Hal stretched out his hand, and gripping the lieutenant's, pressed it warmly. Then he clambered up the swaying rope ladder on to the deck. By this time night had fallen, and as it was necessary to have no lights burning, the ship was in darkness from stem to stern. Hal at once crossed the deck, and, feeling his way along the engine skylights, came to a wide, open companion way. He slipped down the stairs, and at once found himself in a small saloon. Then his fingers touched a handle, and, turning it, he entered a small cabin, through the unshaded porthole of which he caught a glimpse of distant lights, twinkling faintly from the ships of Admiral Sampson's squadron.

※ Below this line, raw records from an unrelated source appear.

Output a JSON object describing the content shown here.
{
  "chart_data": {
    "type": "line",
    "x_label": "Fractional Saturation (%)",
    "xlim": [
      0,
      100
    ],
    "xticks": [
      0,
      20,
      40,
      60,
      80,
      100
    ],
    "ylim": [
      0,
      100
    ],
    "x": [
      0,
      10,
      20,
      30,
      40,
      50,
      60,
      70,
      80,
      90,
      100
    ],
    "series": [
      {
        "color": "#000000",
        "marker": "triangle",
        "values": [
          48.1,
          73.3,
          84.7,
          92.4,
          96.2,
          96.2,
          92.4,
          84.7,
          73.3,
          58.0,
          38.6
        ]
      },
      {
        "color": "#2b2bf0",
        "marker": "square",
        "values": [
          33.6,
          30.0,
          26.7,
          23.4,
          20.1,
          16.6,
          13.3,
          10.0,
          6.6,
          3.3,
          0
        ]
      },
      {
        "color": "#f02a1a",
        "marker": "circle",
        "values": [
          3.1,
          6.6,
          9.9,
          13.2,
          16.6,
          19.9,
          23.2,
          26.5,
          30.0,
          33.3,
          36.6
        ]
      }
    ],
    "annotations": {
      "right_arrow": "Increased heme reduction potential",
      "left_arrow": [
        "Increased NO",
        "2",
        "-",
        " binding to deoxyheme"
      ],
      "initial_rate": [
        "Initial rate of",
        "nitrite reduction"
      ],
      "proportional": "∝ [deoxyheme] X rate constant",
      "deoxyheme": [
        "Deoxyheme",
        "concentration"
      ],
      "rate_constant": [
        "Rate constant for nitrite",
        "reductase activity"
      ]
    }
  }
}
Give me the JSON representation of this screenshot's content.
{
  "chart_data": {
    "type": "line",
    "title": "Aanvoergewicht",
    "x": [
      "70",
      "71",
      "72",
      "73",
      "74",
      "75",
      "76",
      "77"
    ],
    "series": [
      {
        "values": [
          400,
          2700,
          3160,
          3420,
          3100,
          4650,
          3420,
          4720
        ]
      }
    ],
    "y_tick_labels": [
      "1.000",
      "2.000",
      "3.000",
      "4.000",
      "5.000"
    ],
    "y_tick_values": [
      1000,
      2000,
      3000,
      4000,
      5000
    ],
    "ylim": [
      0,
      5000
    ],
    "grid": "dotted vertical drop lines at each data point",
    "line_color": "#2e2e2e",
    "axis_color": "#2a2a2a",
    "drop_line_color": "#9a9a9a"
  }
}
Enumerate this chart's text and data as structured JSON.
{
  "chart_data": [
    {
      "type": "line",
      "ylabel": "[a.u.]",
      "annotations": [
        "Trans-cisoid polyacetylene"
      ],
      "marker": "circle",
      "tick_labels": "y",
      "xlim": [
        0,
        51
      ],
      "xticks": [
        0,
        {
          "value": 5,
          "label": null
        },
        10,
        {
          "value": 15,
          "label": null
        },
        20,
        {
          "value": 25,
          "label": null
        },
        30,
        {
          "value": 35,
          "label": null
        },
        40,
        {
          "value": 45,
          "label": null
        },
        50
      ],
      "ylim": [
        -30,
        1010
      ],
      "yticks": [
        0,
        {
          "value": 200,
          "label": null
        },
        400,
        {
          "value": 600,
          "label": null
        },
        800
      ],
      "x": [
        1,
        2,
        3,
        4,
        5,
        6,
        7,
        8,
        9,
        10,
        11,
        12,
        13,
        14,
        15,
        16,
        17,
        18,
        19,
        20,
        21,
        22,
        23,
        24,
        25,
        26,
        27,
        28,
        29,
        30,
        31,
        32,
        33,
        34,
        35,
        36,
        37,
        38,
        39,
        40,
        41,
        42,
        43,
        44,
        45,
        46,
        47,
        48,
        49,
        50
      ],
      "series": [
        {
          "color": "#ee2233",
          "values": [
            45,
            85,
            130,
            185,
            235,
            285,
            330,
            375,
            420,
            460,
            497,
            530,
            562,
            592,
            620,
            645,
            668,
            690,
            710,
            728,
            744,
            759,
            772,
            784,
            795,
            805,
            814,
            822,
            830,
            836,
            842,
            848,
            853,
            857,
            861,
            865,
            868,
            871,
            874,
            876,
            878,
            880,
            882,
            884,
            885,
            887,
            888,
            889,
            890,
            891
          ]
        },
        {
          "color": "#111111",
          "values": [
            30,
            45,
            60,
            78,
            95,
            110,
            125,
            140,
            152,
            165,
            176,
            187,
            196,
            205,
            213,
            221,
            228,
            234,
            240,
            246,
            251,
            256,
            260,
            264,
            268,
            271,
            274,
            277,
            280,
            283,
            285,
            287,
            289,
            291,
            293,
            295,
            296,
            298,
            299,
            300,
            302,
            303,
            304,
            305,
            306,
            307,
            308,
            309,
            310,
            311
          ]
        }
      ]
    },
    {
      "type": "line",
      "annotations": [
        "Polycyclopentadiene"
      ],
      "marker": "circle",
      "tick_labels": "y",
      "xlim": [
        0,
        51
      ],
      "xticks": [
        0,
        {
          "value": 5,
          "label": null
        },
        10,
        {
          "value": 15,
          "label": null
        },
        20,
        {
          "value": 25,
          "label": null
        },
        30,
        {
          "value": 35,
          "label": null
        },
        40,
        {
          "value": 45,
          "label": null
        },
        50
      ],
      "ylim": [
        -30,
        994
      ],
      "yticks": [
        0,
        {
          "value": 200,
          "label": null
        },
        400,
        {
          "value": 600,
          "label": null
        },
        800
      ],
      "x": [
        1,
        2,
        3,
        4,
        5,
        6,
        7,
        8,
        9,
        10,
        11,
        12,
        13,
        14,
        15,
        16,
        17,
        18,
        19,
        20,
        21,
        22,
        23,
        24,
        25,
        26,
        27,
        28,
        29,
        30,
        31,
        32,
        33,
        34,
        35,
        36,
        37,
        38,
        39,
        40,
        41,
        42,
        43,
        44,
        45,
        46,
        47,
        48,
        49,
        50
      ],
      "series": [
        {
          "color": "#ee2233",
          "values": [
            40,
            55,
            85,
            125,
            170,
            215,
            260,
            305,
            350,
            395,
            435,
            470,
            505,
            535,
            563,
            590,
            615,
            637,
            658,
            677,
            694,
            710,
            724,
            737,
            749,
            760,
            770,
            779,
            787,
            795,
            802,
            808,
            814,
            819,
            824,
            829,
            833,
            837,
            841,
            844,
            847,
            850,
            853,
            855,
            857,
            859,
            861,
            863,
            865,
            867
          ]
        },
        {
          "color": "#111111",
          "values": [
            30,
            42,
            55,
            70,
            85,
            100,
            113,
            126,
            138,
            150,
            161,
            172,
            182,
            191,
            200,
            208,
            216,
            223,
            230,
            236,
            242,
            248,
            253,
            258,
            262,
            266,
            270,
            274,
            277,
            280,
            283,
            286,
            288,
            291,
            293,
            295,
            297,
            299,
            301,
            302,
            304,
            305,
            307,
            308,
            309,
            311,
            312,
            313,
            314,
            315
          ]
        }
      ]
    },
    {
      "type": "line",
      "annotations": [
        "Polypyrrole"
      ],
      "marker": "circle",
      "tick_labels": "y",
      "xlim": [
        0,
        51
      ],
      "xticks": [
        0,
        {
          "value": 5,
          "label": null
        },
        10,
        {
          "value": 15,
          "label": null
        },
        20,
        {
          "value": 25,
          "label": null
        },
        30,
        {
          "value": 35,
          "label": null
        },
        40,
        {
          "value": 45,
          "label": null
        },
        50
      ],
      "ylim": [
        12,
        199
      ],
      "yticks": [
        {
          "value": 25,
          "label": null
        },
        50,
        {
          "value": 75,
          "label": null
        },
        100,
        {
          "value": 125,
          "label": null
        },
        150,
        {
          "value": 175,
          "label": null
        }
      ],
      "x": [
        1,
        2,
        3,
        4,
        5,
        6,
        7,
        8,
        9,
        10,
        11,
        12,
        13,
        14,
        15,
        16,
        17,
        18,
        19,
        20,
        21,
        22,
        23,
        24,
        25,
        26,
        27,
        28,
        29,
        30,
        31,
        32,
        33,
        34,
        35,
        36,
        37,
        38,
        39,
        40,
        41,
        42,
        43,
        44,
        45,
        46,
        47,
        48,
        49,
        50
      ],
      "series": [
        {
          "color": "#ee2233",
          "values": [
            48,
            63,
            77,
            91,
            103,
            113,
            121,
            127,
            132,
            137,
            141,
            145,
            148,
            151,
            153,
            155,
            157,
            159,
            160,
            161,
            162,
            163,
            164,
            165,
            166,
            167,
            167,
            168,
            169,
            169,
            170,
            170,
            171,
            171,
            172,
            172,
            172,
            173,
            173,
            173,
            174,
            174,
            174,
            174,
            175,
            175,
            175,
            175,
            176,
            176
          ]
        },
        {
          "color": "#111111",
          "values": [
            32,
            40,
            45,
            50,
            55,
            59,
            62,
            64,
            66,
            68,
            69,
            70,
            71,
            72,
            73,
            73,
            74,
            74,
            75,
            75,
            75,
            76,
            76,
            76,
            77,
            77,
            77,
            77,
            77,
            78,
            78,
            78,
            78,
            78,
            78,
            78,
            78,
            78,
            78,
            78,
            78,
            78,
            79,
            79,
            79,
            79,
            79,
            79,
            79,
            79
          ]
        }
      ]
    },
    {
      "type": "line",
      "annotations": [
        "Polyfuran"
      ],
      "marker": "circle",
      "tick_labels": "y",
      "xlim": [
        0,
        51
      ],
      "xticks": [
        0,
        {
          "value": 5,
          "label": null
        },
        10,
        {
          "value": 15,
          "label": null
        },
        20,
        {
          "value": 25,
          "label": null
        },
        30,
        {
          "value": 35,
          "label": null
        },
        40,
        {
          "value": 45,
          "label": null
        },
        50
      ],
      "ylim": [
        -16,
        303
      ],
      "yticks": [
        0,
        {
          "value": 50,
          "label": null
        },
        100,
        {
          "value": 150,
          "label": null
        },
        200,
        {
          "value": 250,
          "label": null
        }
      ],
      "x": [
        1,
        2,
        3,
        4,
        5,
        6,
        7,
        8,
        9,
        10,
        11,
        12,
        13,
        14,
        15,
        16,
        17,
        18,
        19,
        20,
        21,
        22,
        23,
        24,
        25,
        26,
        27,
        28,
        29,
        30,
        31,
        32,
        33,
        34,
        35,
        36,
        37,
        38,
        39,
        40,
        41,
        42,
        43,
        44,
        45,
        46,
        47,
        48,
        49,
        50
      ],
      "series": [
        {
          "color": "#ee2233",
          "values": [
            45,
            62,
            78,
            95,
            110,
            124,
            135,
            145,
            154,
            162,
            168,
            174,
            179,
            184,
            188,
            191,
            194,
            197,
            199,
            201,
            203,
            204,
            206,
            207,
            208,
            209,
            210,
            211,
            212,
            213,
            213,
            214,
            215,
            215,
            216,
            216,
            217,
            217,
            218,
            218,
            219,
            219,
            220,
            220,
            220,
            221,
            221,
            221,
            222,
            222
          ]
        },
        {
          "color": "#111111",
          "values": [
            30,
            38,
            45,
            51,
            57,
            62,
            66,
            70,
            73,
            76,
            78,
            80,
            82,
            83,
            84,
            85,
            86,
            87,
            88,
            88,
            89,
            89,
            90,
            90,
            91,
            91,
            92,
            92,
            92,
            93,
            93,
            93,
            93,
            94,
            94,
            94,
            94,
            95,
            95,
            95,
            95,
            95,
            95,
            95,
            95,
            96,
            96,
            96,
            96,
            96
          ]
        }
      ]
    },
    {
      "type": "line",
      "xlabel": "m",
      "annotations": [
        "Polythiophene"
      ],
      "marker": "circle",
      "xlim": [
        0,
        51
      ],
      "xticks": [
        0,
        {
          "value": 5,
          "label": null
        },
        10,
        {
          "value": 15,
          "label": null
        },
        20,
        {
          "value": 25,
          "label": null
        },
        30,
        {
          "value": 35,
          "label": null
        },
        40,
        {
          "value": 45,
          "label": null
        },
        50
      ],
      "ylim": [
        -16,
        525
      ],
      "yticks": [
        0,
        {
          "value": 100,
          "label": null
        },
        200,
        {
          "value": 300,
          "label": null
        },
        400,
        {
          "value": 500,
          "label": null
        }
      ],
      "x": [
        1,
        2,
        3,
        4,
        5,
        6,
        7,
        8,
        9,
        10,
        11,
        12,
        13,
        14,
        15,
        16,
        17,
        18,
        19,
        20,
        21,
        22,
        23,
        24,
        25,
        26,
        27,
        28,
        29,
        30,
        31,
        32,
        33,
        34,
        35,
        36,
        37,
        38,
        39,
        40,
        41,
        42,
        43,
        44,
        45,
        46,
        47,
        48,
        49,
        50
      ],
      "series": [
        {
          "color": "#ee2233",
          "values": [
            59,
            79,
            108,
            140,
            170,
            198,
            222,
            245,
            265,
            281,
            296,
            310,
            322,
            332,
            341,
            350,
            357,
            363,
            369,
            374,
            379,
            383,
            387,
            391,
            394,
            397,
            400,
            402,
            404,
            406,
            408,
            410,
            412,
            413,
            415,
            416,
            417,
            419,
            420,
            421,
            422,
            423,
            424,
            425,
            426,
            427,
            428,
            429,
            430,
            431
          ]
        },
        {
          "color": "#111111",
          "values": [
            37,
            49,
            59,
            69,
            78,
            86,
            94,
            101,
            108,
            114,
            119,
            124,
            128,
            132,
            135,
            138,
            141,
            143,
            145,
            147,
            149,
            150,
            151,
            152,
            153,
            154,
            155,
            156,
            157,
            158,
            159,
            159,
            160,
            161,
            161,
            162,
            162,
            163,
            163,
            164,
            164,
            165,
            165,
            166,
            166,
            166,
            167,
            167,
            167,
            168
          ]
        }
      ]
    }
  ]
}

"This will do for me," he murmured in tones of satisfaction. "I'll lie here till the hour for action arrives."

He sat down and kept a watch out to sea. Occasionally he heard footsteps overhead, and once the low murmur of voices, evidently from men lying alongside in a boat. But soon all was quiet, save for a low grating sound which now and again reached his ear, and told him that the stokers were at work. Hour succeeded hour, and still he remained in the cabin, though he was becoming more and more restless and troubled, for the Merrimac did not move. At last, when midnight was past, her anchor was hove up, and she steamed away for Santiago, her departure having been delayed, as all was not ready for the enterprise at the appointed time.

Hal at once sprang to his feet, and, having seen that his revolver was well secured, and the parcel of food tied to his belt, he pulled off his outer clothes and stood up in the thin cotton ones which he had selected. But, after all, he was to be disappointed, for suddenly there was the panting of machinery, and a low black hull rushed past, leaving a trail of fiery sparks behind it.

"Merrimac, ahoy!" someone hailed. "Admiral's orders that you put about at once and drop anchor over the old moorings. The dawn will break within an hour."

The torpedo boat at once sheered off, and as he watched from his porthole, Hal saw her swing round with a rush that sent her swaying and dipping into the oily sea.

"Off till to-morrow," he murmured. "Very well, it is disappointing; but I must make the best of it, and as I am here in a comfortable cabin, why, I shall stay here. I have grub with me, and there are blankets on the bunk. I'll just see what can be done with the door."

He fumbled at the handle, and discovered a key and a latch, which he fastened. Then he lay down on the settee, and covered himself with a rug. A few moments later he was asleep, worn out by the excitement of anticipation, and by the long vigil which he had kept.

When he awoke, the sun was going down, and another day was almost gone.

"Now for it!" he exclaimed. "I'll just indulge in a meal, and will then prepare for a swim."

He undid the parcel, ate heartily of biscuit and meat, and, after carefully reconnoitering, popped into the saloon, and obtained a drink from a small filter. Then he locked himself in the cabin again, and packed up the remains of the food. A few hours later the moorings were quietly dropped, and in trying silence the Merrimac steamed away for Santiago upon as adventurous an expedition as was ever contemplated.